According to Maki (2004), direct methods prompt students to represent or demonstrate their learning or produce work so that observers can assess how well students’ texts, responses and skills fit program-level expectations.
Direct measures explicitly demonstrate students’ knowledge and/or skill; attainment of the objective is obvious and does not need to be inferred.
- Capstone course/experience – program learning outcomes are integrated into assignments with the intent of directly measuring student performance, knowledge, and skills (See course embedded grading below) For a myriad of examples, google "senior capstone" and your discipline's name.
- Scores and pass rates on standardized tests – entry-to-next level program exams, comprehensive exams, national standardized subject matter exams, certification or licensure exams, professional exams, or locally developed tests
- Clinical, internship or practicum observation – evaluations of specific student knowledge or skills from internship supervisors or faculty overseers based on stated program objectives and structured observation of student performance
- Evaluation of student work, such as writing samples, presentations, performances, projects, research, and portfolios
- Pre- and post-tests/assessments - score gains indicating the “value added” to the students’ learning experiences
- Course embedded grading – (Course letter grades (A-F or S/N) are insufficient for program assessment.) If the criteria are explicit through the use of a rubric and the feedback loop includes the department, then a course-embedded grading process can be used for direct assessment (Walvoord, 2004).
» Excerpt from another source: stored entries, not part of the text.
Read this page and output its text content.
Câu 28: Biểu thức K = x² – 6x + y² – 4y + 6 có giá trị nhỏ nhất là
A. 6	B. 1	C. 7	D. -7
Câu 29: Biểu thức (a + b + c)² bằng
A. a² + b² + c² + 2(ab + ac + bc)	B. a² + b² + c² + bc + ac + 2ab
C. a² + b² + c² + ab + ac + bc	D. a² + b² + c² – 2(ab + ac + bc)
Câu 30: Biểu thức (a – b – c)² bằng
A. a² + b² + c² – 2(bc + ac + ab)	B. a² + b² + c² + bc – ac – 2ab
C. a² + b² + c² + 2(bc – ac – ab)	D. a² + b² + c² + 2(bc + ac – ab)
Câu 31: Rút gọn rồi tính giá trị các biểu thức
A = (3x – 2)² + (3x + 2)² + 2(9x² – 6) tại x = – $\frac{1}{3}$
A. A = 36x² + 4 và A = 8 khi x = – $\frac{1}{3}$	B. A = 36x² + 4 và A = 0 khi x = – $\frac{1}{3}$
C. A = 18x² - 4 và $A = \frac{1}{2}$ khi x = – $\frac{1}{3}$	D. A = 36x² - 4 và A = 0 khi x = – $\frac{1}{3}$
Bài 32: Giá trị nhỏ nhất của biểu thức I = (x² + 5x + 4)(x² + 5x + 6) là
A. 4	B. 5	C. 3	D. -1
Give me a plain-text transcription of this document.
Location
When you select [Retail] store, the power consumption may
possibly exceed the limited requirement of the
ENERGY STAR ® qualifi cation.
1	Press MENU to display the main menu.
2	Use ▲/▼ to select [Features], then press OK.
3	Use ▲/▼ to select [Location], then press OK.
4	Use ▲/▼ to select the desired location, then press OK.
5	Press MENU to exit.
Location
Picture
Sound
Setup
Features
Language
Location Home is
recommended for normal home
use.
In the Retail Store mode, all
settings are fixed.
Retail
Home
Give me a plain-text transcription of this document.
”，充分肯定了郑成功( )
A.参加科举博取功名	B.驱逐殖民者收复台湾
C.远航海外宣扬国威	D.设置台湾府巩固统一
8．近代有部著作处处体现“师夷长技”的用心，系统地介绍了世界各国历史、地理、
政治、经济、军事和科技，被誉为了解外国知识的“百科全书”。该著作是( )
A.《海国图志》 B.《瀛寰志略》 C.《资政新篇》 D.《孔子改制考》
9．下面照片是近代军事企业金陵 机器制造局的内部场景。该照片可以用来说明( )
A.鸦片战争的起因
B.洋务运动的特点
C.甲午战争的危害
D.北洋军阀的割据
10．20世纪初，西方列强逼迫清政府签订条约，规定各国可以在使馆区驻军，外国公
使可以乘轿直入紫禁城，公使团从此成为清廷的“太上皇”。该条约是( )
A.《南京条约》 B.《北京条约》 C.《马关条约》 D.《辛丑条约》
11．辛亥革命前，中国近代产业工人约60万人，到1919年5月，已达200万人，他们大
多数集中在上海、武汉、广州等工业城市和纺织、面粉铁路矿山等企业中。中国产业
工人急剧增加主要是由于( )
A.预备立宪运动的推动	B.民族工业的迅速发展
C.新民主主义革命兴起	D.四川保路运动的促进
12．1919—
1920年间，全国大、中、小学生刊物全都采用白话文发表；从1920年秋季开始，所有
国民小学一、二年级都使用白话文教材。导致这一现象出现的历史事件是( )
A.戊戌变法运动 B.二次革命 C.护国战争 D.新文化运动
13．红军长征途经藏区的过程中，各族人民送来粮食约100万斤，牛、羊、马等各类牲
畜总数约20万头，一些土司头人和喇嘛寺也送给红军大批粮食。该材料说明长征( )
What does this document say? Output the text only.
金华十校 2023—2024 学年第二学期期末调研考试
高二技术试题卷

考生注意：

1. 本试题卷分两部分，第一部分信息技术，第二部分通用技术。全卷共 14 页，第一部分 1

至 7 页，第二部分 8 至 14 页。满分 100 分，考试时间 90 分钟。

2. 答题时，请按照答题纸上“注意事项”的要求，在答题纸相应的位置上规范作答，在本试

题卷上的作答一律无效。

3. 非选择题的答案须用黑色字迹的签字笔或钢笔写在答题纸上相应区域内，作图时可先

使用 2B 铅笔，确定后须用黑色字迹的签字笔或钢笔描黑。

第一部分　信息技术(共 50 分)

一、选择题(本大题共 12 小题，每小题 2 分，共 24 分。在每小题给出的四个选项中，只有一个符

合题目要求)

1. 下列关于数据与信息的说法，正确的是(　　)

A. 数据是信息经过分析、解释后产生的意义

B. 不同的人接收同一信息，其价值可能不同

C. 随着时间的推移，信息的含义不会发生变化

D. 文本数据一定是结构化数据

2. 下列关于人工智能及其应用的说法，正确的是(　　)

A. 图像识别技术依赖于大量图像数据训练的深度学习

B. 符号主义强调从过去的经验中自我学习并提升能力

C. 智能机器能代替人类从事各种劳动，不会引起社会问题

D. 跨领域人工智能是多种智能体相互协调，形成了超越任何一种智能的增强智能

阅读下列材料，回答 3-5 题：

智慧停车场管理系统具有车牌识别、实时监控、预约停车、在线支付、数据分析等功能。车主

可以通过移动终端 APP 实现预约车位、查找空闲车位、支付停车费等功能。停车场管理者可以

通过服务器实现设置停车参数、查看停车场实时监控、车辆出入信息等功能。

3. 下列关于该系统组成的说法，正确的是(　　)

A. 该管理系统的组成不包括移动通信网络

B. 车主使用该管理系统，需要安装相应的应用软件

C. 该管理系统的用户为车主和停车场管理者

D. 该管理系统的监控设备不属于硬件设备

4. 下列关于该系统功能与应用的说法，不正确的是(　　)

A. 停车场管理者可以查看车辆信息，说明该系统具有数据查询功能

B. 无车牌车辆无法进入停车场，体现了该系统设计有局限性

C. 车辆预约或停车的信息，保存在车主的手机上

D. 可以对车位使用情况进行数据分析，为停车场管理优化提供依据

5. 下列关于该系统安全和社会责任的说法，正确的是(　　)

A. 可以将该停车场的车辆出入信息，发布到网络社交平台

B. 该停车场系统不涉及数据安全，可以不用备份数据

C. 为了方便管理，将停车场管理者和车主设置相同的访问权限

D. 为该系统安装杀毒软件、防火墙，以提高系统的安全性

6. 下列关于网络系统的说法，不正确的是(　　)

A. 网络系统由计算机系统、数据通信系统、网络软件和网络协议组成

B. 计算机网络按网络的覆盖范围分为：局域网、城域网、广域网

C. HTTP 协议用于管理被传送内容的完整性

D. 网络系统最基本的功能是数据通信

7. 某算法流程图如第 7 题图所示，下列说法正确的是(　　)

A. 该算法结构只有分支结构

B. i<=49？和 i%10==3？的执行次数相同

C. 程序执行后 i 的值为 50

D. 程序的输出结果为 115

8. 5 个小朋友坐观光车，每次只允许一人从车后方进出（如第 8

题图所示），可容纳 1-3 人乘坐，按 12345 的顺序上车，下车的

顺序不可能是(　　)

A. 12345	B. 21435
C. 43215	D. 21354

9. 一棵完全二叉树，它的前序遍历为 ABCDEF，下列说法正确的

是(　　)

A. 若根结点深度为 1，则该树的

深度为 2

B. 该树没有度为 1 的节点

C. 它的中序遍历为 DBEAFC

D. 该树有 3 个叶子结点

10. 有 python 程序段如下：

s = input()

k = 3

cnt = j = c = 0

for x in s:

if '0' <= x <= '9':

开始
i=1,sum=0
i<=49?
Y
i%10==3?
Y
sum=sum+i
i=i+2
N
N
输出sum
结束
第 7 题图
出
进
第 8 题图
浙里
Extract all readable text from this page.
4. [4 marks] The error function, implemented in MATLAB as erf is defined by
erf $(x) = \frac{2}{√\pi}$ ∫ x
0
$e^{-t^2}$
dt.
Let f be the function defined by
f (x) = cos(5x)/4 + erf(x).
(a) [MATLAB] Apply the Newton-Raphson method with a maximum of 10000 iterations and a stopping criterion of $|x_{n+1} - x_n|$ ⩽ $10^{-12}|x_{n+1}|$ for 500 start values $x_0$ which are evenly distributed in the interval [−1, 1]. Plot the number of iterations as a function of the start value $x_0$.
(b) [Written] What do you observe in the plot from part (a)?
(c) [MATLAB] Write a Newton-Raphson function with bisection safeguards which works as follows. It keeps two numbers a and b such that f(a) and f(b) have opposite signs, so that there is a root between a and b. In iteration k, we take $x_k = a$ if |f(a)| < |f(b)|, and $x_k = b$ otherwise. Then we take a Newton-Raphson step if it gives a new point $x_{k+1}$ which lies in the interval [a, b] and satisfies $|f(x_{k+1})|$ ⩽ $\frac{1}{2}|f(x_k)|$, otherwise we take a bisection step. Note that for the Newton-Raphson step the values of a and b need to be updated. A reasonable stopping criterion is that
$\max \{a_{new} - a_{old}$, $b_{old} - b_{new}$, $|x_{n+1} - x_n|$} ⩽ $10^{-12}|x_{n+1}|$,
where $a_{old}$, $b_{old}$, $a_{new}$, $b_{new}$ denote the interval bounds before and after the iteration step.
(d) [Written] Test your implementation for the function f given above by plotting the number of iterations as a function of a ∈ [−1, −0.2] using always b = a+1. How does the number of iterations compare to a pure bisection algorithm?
While grading is typically focused on strengths and weaknesses in each individual student's learning for use by each student, scoring for assessment is focused on patterns of strengths and weaknesses in a group of students for use by program-level decision makers. When grading is used for assessment, a second process of identifying patterns among students is necessary.
- Embedded questions related to program learning outcomes included within course exams. For example, all sections of a particular course include an essay question related to a program learning outcome. The exam is graded as usual. Analysis of identified exam question for program learning assessment happens separately.
According to Maki (2004), indirect methods capture students’ perceptions of their learning and the educational environment that supports that learning, such as access to and the quality of services, programs, or educational offerings that support their learning.
- Alumni, employer, or student surveys (see NSSE and SES information below), questionnaires, focus-groups, or interviews; including any student self-judgment of learning
- Retention and graduation rates
- Length of time to degree
- Job placement rates of graduates
- Analysis of course grade distributions
- Reputation of graduate or post-graduate programs accepting graduating students
- Quantitative data, such as enrollment numbers
- Honors, awards, scholarships, and other forms of public recognition earned by students and alumni
- Matrices used to summarize the relationship between learning outcomes and courses, course assignments, or course syllabi. Example, program course mapping to program learning outcomes (Step #2 of UMD’s planning templates)
Programs are encouraged to utilize institutional sources for indirect student learning data, such as the National Survey of Student Engagement (NSSE) and the U of MN Student Experiences/Senior Exit Survey (SES). See NSSE and SES SLO Mapping for details on how these surveys relate to UMD Student Learning Outcomes.
Maki, P.L. (2004). Assessing for learning: building a sustainable commitment across the institution. Sterling, VA: AAHE; and Walvoord, B. E. (2004). Assessment Clear and Simple. San Francisco: Jossey-Bass.